Item 11. Executive Compensation

Compensation Discussion and Analysis

The Compensation Discussion and Analysis discusses our 2016 executive compensation program, as it relates to the following executive officers:

 

Manuel A. Henriquez    Chairman of the Board of Directors and Chief Executive Officer (“CEO”)
Mark R. Harris    Chief Financial Officer (“CFO”) and Chief Accounting Officer
Scott Bluestein    Chief Investment Officer
Melanie Grace    General Counsel, Chief Compliance Officer and Secretary
Andrew Olson    Vice President of Finance and Senior Controller

We refer to Messrs. Henriquez, Harris, Bluestein and Olson and Ms. Grace as our “named executive officers,” or “NEOs”.

Executive Summary

Under the oversight of our Compensation Committee, the Company’s executive compensation program is designed to attract, incent and retain talented individuals who are critical to our continued success and our corporate growth and who will deliver sustained strong performance over the longer term. Our executive compensation program is designed to motivate the Company’s executive officers to maintain the financial strength of the Company while avoiding any inappropriate focus on short-term profits that would impede the Company’s long-term growth and encourage excessive risk-taking.

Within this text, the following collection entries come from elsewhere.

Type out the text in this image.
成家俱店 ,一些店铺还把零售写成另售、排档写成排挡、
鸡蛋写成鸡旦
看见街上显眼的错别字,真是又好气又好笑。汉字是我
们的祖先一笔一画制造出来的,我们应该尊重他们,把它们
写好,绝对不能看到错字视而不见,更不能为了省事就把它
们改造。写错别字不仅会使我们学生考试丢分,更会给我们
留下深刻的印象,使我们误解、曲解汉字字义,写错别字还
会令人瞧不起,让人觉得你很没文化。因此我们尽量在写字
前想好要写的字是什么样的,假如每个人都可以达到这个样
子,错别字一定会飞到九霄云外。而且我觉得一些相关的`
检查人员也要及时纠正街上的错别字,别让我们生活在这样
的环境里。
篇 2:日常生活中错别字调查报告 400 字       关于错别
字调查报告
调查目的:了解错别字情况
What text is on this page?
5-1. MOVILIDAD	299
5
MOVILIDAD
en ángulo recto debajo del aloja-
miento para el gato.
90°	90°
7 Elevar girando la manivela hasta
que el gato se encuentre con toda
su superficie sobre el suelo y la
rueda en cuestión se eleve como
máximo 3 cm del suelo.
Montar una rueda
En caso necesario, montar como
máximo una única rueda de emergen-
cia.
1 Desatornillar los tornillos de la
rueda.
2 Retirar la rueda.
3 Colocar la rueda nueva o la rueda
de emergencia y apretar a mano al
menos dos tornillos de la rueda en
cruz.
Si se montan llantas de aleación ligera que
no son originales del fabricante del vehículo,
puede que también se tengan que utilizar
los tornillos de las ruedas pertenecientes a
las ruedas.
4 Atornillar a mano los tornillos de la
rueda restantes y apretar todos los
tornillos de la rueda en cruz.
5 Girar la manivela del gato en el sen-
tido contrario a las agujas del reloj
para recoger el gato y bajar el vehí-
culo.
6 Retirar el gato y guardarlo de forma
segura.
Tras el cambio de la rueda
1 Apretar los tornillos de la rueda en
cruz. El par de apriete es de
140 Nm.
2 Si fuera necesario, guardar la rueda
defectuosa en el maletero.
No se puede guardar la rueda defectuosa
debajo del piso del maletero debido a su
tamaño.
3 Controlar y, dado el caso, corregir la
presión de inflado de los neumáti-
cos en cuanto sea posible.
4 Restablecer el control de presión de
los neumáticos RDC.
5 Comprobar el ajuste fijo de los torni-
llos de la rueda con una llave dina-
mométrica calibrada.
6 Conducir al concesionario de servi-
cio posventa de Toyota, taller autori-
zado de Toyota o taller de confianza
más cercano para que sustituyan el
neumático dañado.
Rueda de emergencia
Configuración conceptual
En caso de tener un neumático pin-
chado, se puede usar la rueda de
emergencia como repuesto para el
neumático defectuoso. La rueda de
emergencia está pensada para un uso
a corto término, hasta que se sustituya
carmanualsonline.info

In 2016, the Company continued to review and enhance our compensation practices in accordance with our executive compensation philosophy. The review considered both compensation levels and company performance over a one-, three-, and five-year period from 2012 to 2016 (the “Performance Periods”). (See “Compensation Philosophy and Objectives” below). The Company believes that compensation paid to our NEOs for 2016 was commensurate with the Company’s overall absolute performance as well as our performance relative to peers during the relevant Performance Periods. The 2016 compensation decisions made by the Compensation Committee considered the fact that our performance relative to a peer group of companies was above the median, and in most cases above the 75th percentile, measured using Return on Average Assets (“ROAA”), Return on Equity (“ROE”), Return on Investment Capital (“ROIC”), and Total Shareholder Return (“TSR”) during the trailing one-, three-, and five-years.

The Company’s incentive compensation practices are significantly limited by the requirements imposed on us as an internally managed business development company (“BDC”) pursuant to the 1940 Act. (See “Limitations Imposed by the 1940 Act Relating to Implementation of Non-Equity Incentive Plans” below). These are regulatory limitations related to our corporate structure that are relatively unique and do not apply to most other publicly-traded companies. As discussed further below, our NEOs were compensated to reflect the Company’s performance during the relevant Performance Periods (See “Performance Highlights and Assessment of Company Performance” below) as well as individual performance.

In addition to key factors involved in the 2016 decisions made by the Compensation Committee, we continue to maintain the enhancements to our executive officer compensation program that we adopted in 2016, such as our clawback policy for all Section 16 officers and consideration of a mix of corporate and individual performance factors for our NEOs. In addition, the Compensation Committee did not grant restricted stock awards in 2017. Rather, the Compensation Committee granted restricted stock units with an additional one-year deferral period following the last vesting date. We believe these restricted stock unit awards assist the Company in retaining NEOs.

 

14


Compensation Philosophy and Objectives

As an internally managed BDC, the Company’s compensation program is designed to encourage the NEOs to think and act like stockholders. The structure of the NEOs’ compensation program is designed to encourage and reward the following factors, among other things:

 

   

sourcing and pursuing attractively priced investment opportunities to venture-backed companies;

 

   

achieving the Company’s dividend objectives (which focus on stability and potential growth);

 

   

maintaining credit quality, monitoring financial performance and ultimately managing a successful exit of the Company’s investment portfolio;

 

   

providing compensation and incentives necessary to attract, motivate and retain key executives critical to our continued success and growth;

 

   

focusing management behavior and decision-making on goals that are consistent with the overall strategy of the business;

 

   

ensuring a linkage between NEO compensation and individual contributions to our performance; and

 

   

risk management.

We believe that our continued success during 2016, despite strong competition for top-quality executive talent in the venture debt industry, was attributable to our ability to attract, motivate and retain the Company’s outstanding executive team through the use of both short- and long-term incentive compensation programs.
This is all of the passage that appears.